Since I successfully converted over from the British Skiing members organisation (BASI) to the Swiss Snowsports system, a lot of people have people have asked me about the process and the content of the practical conversion course that you have to pass. Some people have one eye on Brexit and the implications of that.
I am one of 5 people in the group of 7 that took and passed the course in November 2016 so the information that follows is up to date and a fair reflection of what to expect when going through the process of converting over your qualifications from any other national system to the Swiss Snowsports system.
For those of you non ski instructors reading this blog, this may get a little nerdy.
The first part of the process is to fill in the form demanding an assessment of your qualifications. This form can be found HERE and it’s in French , German or Italian. If you can’t speak a second language and you cheated your way through the second language module in your home instructor system, you might struggle and I have no sympathy for you.

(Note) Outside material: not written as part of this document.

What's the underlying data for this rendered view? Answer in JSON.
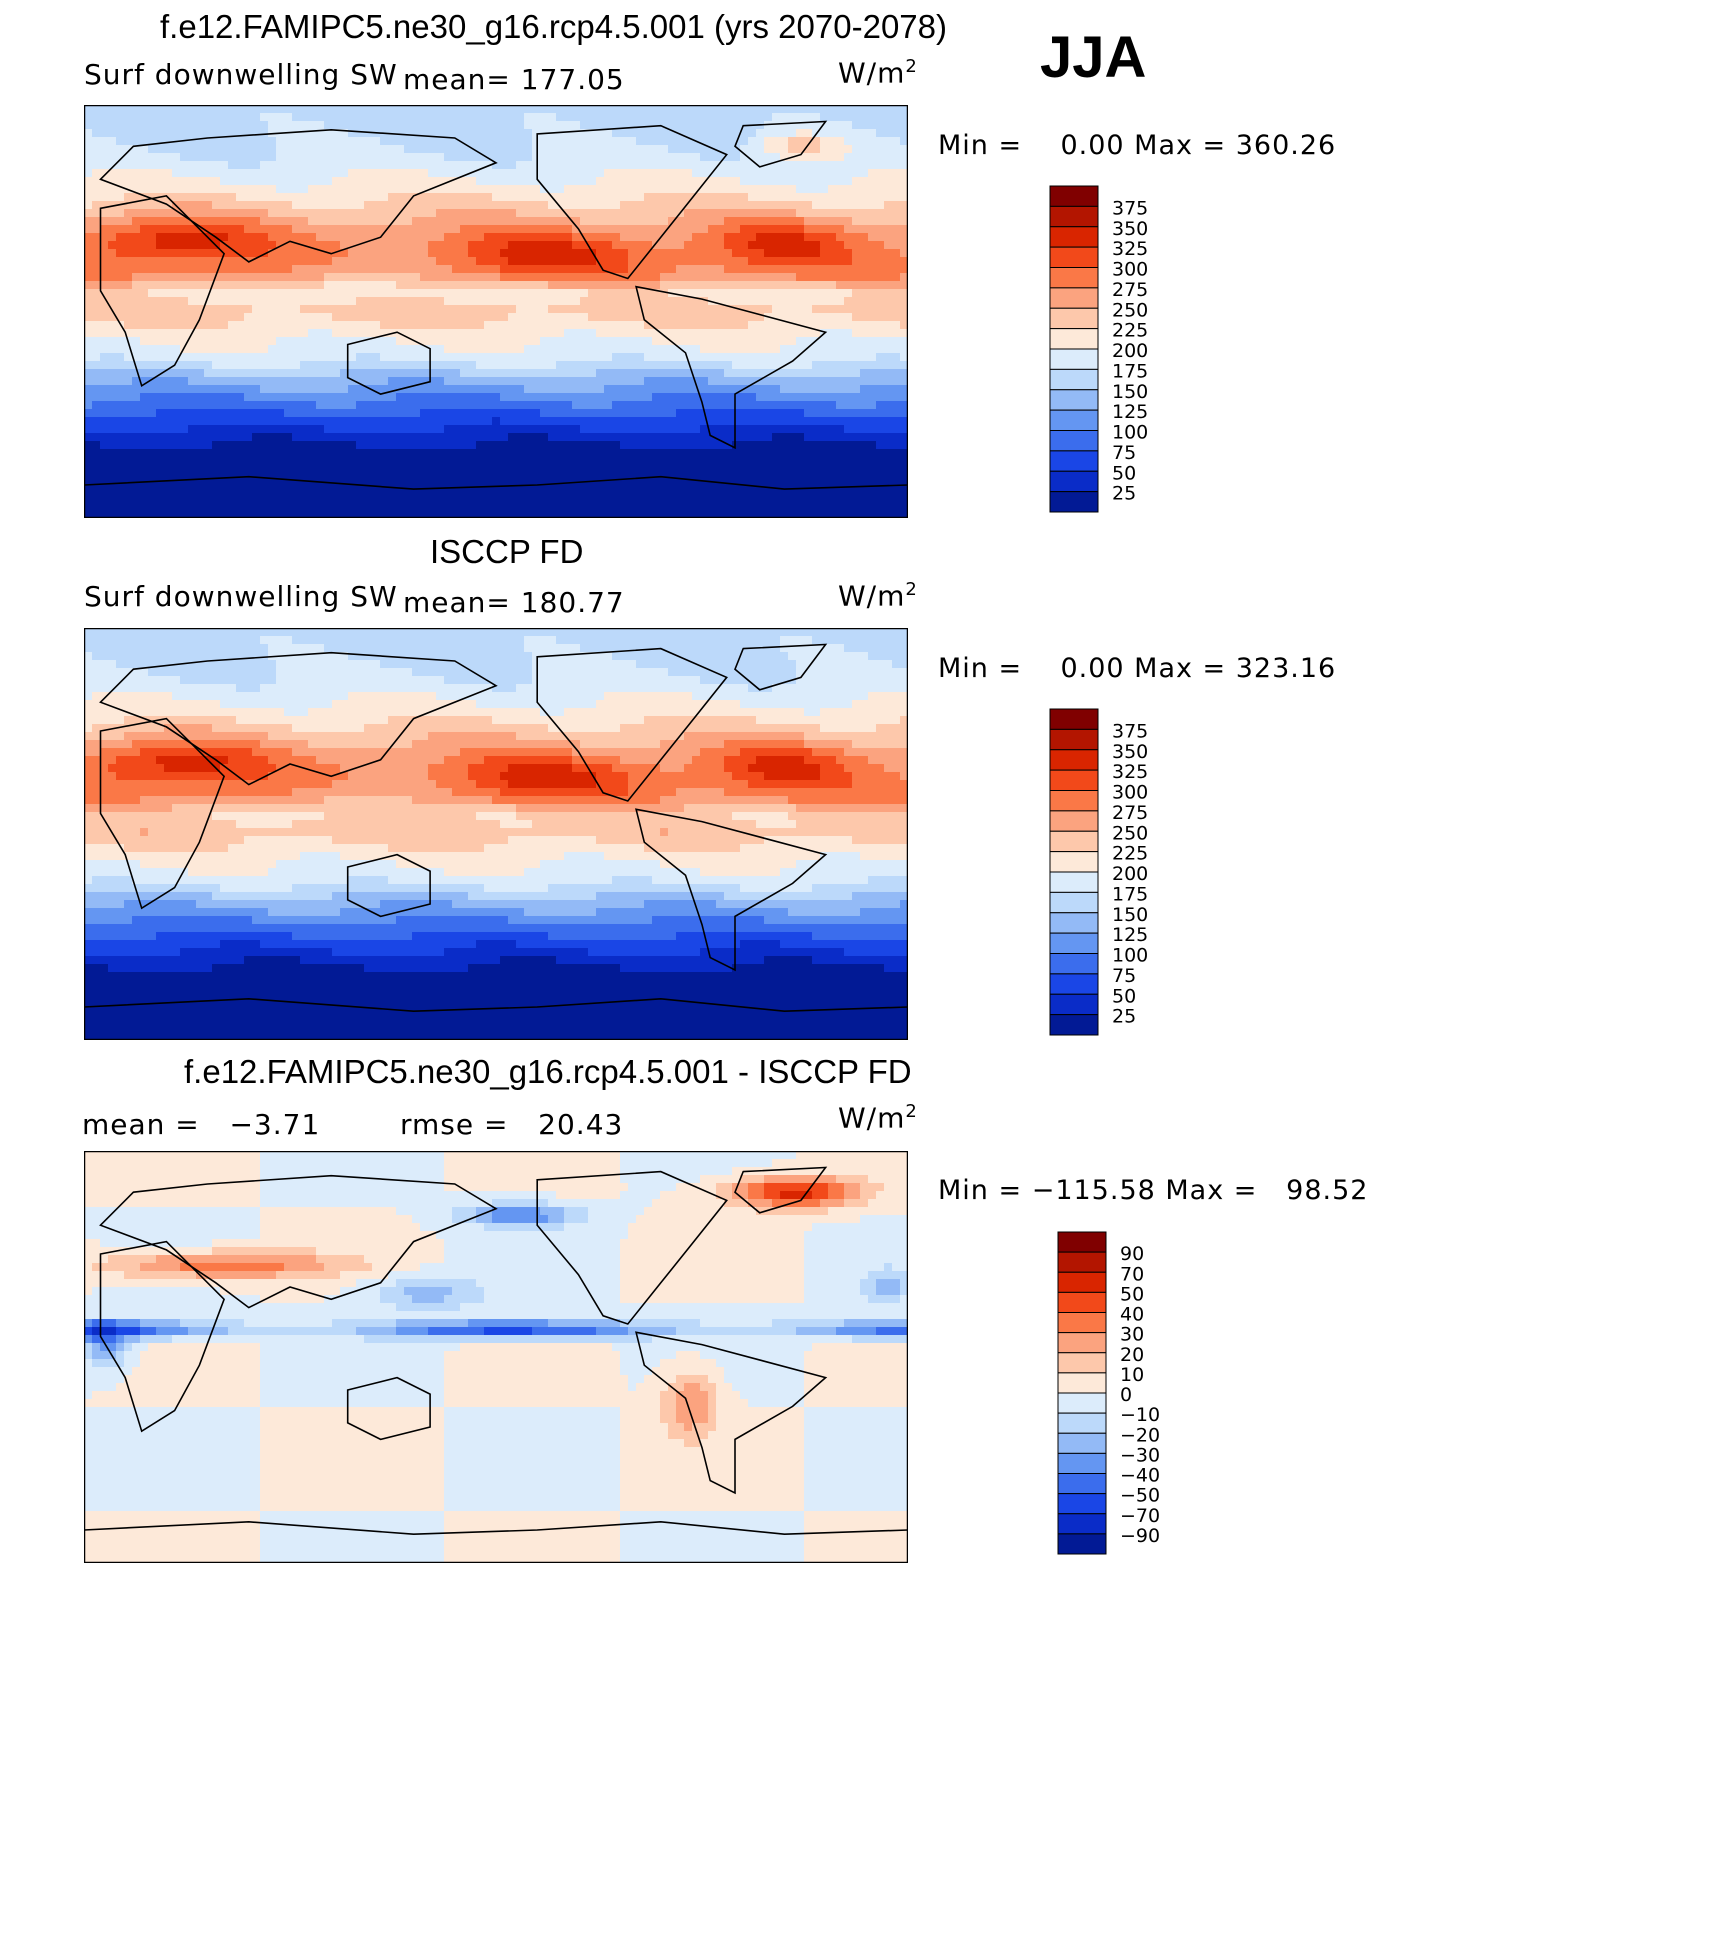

The Swiss Snowsports system has levels as follows (the kids instructor is optional);
Kids instructor > Aspirant > Instructor > Brevet Federale
In terms of the qualifications that these equate to, I can only relate you to the British system. BASI 1 and 2 are worth nothing to the Swiss, the level isn’t good enough. If you have the British level 3, that equates to the ISIA stamp which is what the Swiss get when they get the Instructor qualification. If you apply with less than ISIA stamp, you will probably be asked to do the aspirant exam. The Swiss give the ISIA Card with the Brevet Federale, the British give it on completion of the Level 4 because of their ties to the Eurotest countries.

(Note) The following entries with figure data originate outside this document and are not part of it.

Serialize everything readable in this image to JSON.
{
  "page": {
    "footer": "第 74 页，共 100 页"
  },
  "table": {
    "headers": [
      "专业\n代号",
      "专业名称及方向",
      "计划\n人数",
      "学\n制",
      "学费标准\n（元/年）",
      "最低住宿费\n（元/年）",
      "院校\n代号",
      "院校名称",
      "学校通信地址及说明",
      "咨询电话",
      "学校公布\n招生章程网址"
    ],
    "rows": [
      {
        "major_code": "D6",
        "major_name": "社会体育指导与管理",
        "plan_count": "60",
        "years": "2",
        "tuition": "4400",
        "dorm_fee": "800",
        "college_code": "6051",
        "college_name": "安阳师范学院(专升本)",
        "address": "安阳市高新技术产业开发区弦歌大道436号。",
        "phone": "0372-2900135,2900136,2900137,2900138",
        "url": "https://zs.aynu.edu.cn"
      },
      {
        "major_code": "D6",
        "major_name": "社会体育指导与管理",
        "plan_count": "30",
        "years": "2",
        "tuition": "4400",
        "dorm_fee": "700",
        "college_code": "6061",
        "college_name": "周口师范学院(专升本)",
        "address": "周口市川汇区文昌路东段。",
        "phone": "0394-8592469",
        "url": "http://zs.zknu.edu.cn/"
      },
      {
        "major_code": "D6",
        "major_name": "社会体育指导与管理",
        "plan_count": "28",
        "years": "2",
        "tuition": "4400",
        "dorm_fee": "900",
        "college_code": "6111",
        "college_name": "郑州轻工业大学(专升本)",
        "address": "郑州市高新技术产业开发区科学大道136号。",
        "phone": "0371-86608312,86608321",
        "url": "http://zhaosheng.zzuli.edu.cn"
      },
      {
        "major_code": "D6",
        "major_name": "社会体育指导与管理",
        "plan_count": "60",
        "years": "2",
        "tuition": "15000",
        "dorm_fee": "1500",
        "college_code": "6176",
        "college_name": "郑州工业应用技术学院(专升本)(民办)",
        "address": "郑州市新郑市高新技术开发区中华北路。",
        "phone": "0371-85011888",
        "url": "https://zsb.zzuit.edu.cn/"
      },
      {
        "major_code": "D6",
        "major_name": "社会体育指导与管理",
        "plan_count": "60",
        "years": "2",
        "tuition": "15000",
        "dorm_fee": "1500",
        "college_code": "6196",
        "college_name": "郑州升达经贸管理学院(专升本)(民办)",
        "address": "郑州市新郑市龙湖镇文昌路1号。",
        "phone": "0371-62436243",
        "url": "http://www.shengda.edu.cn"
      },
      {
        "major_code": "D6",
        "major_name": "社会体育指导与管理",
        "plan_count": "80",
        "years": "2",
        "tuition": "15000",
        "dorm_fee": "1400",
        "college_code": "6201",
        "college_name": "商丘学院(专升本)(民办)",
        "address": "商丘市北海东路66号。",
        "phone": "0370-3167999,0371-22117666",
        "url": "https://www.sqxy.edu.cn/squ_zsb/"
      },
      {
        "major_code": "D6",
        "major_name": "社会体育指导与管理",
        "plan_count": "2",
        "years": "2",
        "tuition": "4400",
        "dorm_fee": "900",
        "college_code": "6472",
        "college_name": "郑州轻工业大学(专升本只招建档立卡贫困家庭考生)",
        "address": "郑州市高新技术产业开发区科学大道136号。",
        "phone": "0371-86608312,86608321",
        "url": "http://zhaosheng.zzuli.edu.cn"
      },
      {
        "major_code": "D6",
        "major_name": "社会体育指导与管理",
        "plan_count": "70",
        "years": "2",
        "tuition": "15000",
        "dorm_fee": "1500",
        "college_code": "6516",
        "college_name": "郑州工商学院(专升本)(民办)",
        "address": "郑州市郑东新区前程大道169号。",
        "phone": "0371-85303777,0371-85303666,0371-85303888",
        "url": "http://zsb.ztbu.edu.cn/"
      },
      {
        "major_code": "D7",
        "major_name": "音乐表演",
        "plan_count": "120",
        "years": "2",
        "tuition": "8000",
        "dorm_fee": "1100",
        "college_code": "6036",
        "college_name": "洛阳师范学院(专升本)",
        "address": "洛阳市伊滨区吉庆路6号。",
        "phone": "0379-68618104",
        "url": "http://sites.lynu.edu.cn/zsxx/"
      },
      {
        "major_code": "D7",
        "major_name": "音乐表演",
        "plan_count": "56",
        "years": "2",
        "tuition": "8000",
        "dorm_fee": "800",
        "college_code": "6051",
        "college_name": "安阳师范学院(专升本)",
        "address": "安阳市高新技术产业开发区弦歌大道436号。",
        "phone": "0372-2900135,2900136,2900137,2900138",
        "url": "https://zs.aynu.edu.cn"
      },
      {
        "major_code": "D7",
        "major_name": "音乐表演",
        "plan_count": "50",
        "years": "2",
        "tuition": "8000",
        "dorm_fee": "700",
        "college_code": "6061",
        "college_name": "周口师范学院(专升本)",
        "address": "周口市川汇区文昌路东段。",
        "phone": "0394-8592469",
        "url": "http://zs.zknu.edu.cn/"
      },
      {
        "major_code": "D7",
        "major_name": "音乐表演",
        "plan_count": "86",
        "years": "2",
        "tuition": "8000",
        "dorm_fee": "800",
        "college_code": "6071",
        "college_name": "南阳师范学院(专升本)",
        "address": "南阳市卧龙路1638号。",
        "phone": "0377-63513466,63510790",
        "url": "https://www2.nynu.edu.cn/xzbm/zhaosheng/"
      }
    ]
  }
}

Once you have submitted your request, Swiss Snowsports will give you their decision and ask you to pay 270frs to see it. If you are happy to pay, they will send you a dossier with where they consider that you stand in their system and what to do next. Most people who are applying are ISIA qualified as a minimum and will be asked if they wish to book onto the International Equivalence course.

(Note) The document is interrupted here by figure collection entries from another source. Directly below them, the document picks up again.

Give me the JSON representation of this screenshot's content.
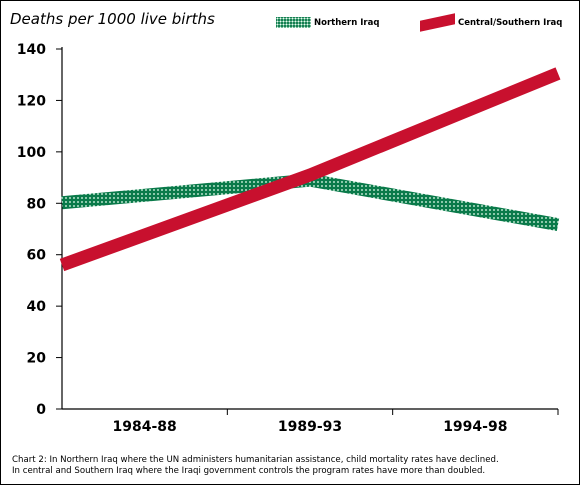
{
  "chart_data": {
    "type": "line",
    "ylabel": "Deaths per 1000 live births",
    "categories": [
      "1984-88",
      "1989-93",
      "1994-98"
    ],
    "ylim": [
      0,
      140
    ],
    "yticks": [
      0,
      20,
      40,
      60,
      80,
      100,
      120,
      140
    ],
    "series": [
      {
        "name": "Northern Iraq",
        "values": [
          80.2,
          89.0,
          71.7
        ],
        "color": "#0a7a4a",
        "pattern": "dotted"
      },
      {
        "name": "Central/Southern Iraq",
        "values": [
          56,
          91.0,
          130.5
        ],
        "color": "#c8102e",
        "pattern": "solid"
      }
    ],
    "legend_position": "top-right",
    "grid": false
  },
  "caption": {
    "line1": "Chart 2: In Northern Iraq where the UN administers humanitarian assistance, child mortality rates have declined.",
    "line2": "In central and Southern Iraq where the Iraqi government controls the program rates have more than doubled."
  }
}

Depending on the qualification that you hold, you may have to attend a tourism and law course and maybe 1 day of the off-piste mountain safety course. Both of these will be in French, German or Italian. Normally these and the practical tests will be sufficient for the Swiss to issue you with the Instructor qualification. Sometimes this is called the ‘Patente’ but this is a Valais thing only and has a different issuing authority.
If you wish to continue with the system and get your Brevet Federale which allows you to teach off-piste and gives you the right of establishment of your own ski school then you have to go to Bern and sit a written test in French, German or Italian as well as defending a dissertation in front of a panel of experts, that you wrote and submitted previously.